Montag, 10. Dezember 2001

Im November konnten die klassischen Medien ihre Brutto-Werbeerlöse laut AC Nielsen Werbeforschung auf den Jahresrekordwert von 3,34 Milliarden Mark steigern. Doch die Freude über den Verkaufserfolg hält sich bei den Werbevermarktern in Grenzen: Im Vorjahresvergleich weisen die klassischen Medien mit einem Umsatzminus von 10,3 Prozent erstmals in diesem Jahr einen zweistelligen prozentualen Schwund aus.

Auch die einzelnen Mediengattungen weisen, bis auf Plakat, das 2001 unter Schwankungen durch die Umstellung der Erhebungsmethode leidet, erstmals in diesem Jahr durchgängig zweistellige Umsatzverluste aus. Wichtigster Werbeträger war auch im November TV mit einem Brutto-Werbeumsatz von 1,5 Milliarden Mark (-10,1 Prozent), gefolgt von den Publikumszeitschriften mit 810 Millionen Mark (-10,6 Prozent) und den Zeitungen mit 667 Millionen Mark (-10,3 Prozent).
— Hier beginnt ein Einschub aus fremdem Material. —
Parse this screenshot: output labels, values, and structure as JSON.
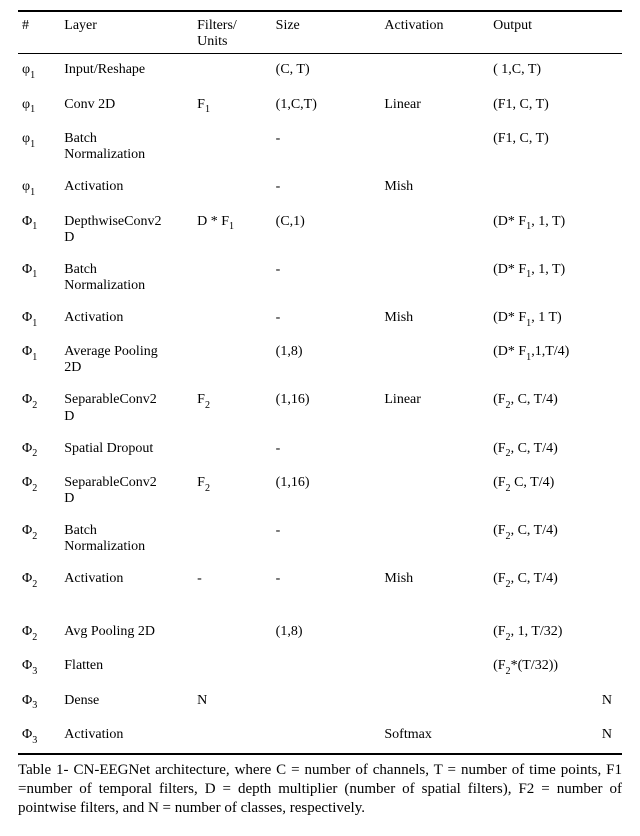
{
  "table": {
    "headers": {
      "hash": "#",
      "layer": "Layer",
      "filters_units_l1": "Filters/",
      "filters_units_l2": "Units",
      "size": "Size",
      "activation": "Activation",
      "output": "Output"
    },
    "rows": [
      {
        "hash_base": "φ",
        "hash_sub": "1",
        "layer": "Input/Reshape",
        "filters": "",
        "size": "(C, T)",
        "activation": "",
        "output": "( 1,C, T)"
      },
      {
        "hash_base": "φ",
        "hash_sub": "1",
        "layer": "Conv 2D",
        "filters_base": "F",
        "filters_sub": "1",
        "size": "(1,C,T)",
        "activation": "Linear",
        "output": "(F1, C, T)"
      },
      {
        "hash_base": "φ",
        "hash_sub": "1",
        "layer": "Batch\nNormalization",
        "filters": "",
        "size": "-",
        "activation": "",
        "output": "(F1, C, T)"
      },
      {
        "hash_base": "φ",
        "hash_sub": "1",
        "layer": "Activation",
        "filters": "",
        "size": "-",
        "activation": "Mish",
        "output": ""
      },
      {
        "hash_base": "Φ",
        "hash_sub": "1",
        "layer": "DepthwiseConv2\nD",
        "filters_pre": "D * F",
        "filters_sub": "1",
        "size": "(C,1)",
        "activation": "",
        "output_pre": "(D* F",
        "output_sub": "1",
        "output_post": ", 1, T)"
      },
      {
        "hash_base": "Φ",
        "hash_sub": "1",
        "layer": "Batch\nNormalization",
        "filters": "",
        "size": "-",
        "activation": "",
        "output_pre": "(D* F",
        "output_sub": "1",
        "output_post": ", 1, T)"
      },
      {
        "hash_base": "Φ",
        "hash_sub": "1",
        "layer": "Activation",
        "filters": "",
        "size": "-",
        "activation": "Mish",
        "output_pre": "(D* F",
        "output_sub": "1",
        "output_post": ", 1 T)"
      },
      {
        "hash_base": "Φ",
        "hash_sub": "1",
        "layer": "Average  Pooling\n2D",
        "filters": "",
        "size": "(1,8)",
        "activation": "",
        "output_pre": "(D* F",
        "output_sub": "1",
        "output_post": ",1,T/4)"
      },
      {
        "hash_base": "Φ",
        "hash_sub": "2",
        "layer": "SeparableConv2\nD",
        "filters_base": "F",
        "filters_sub": "2",
        "size": "(1,16)",
        "activation": "Linear",
        "output_pre": "(F",
        "output_sub": "2",
        "output_post": ", C, T/4)"
      },
      {
        "hash_base": "Φ",
        "hash_sub": "2",
        "layer": "Spatial Dropout",
        "filters": "",
        "size": "-",
        "activation": "",
        "output_pre": "(F",
        "output_sub": "2",
        "output_post": ", C, T/4)"
      },
      {
        "hash_base": "Φ",
        "hash_sub": "2",
        "layer": "SeparableConv2\nD",
        "filters_base": "F",
        "filters_sub": "2",
        "size": "(1,16)",
        "activation": "",
        "output_pre": "(F",
        "output_sub": "2",
        "output_post": " C, T/4)"
      },
      {
        "hash_base": "Φ",
        "hash_sub": "2",
        "layer": "Batch\nNormalization",
        "filters": "",
        "size": "-",
        "activation": "",
        "output_pre": "(F",
        "output_sub": "2",
        "output_post": ", C, T/4)"
      },
      {
        "hash_base": "Φ",
        "hash_sub": "2",
        "layer": "Activation",
        "filters": "-",
        "size": "-",
        "activation": "Mish",
        "output_pre": "(F",
        "output_sub": "2",
        "output_post": ", C, T/4)"
      },
      {
        "gap": true,
        "hash_base": "Φ",
        "hash_sub": "2",
        "layer": "Avg Pooling 2D",
        "filters": "",
        "size": "(1,8)",
        "activation": "",
        "output_pre": "(F",
        "output_sub": "2",
        "output_post": ", 1, T/32)"
      },
      {
        "hash_base": "Φ",
        "hash_sub": "3",
        "layer": "Flatten",
        "filters": "",
        "size": "",
        "activation": "",
        "output_pre": "(F",
        "output_sub": "2",
        "output_post": "*(T/32))"
      },
      {
        "hash_base": "Φ",
        "hash_sub": "3",
        "layer": "Dense",
        "filters": "N",
        "size": "",
        "activation": "",
        "output_right": "N"
      },
      {
        "hash_base": "Φ",
        "hash_sub": "3",
        "layer": "Activation",
        "filters": "",
        "size": "",
        "activation": "Softmax",
        "output_right": "N"
      }
    ]
  },
  "caption": "Table 1- CN-EEGNet architecture, where C = number of channels, T = number of time points, F1 =number of temporal filters, D = depth multiplier (number of spatial filters), F2 = number of pointwise filters, and N = number of classes, respectively."
}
In der Gesamtbetrachtung profitiert die Werbestatistik allerdings von dem vergleichsweise werbefreundlichen Klima des Frühjahrs: Die kumulierten Werte von Januar bis November ergeben ein vorläufiges Jahresminus von 6 Prozent. Diesen vergleichsweise freundlichen Wert haben sich die Werbemedien allerdings mit massiven Investitionen in die Eigenwerbung erkauft. Mit gut 3 Milliarden Mark Werbeausgaben seit Jahresanfang haben sich die klassischen Werbeträger in diesem Jahr auch zu den größten Werbungtreibenden entwickelt.